|
|
|
|
|
by Nican
2464 days ago
|
|
I am really tired of articles that talk about the different types of databases. People can make a graph databases act like relational databases, and vice-versa. Computers, in the end, are just a Turing machine. Just pay attention that the query that you are executing is actually doing the optimal solution. I wish more time would be spent talking about the underlying algorithms that the different query languages use to accomplish the tasks. It is important for developers to understand the execution complexity of queries, and how data is distributed across a cluster. For example, I am usually surprised when people talk about "web-scale", but they do not understand the difference between a "merge-join" and a "hash-join". Or when people do not realize that a sort requires the whole result set to be materialized and sorted. |
|
In fairness, I think "web-scale" generally means the serving path of a website with (say) hundreds of millions of active users. In other words, a heavy OLTP workload. The total query volume is too high for a single-machine DBMS but each operation executed is probably simple. They may not be doing joins at all; many of these websites have gotten away with key/value databases. Where they are joining, most likely at least one side of the join is a small amount of data directly owned by calling end user. (In social products, the other side might be say the users table, to map userids to names, email addresses, profile photos, etc.)

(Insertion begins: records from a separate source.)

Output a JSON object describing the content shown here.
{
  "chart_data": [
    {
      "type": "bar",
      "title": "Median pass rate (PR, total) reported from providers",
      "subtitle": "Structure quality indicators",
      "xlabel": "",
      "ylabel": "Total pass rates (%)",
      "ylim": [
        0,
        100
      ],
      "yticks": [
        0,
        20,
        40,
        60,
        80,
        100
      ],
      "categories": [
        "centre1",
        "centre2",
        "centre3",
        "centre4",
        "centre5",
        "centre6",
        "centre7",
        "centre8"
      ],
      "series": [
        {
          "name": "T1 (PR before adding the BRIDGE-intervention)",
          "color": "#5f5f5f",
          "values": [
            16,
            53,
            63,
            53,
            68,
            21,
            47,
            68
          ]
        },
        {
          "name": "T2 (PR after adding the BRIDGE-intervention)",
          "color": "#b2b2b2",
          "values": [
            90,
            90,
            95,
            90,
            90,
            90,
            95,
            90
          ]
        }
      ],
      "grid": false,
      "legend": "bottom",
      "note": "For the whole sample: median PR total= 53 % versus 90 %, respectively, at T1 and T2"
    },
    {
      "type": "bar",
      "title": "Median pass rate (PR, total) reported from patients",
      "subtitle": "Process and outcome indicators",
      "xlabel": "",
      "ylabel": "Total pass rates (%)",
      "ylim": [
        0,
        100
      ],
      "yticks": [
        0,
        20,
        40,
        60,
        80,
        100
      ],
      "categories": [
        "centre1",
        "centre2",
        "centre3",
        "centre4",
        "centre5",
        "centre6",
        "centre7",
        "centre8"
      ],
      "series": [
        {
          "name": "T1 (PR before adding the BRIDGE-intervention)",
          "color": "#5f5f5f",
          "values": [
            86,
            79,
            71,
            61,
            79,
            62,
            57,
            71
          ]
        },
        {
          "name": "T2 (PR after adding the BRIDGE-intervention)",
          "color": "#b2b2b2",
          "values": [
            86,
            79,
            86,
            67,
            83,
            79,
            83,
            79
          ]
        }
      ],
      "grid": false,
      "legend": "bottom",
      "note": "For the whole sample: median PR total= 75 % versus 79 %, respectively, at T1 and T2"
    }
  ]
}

Big joins are more likely to happen in offline paths but likely via something like MapReduce rather than in the database server, and that batch processing framework may use different terminology for similar needs.
In that context, I think it's relatively understandable why someone would be fuzzy on merge-join vs hash-join. There are other skills they might need that are specific to key-value or "NewSQL" databases like Bigtable or Spanner. I wouldn't expect someone who doesn't work on a "web-scale" system to know much about this. These skills aren't simply additive, and "web-scale" isn't necessarily harder, just different.
And then of course there's people who think they have a web-scale website when it's not popular enough that you need to give up on single-machine DBMSs. There's just no hard problem there: not expense of single operations, not overall expense.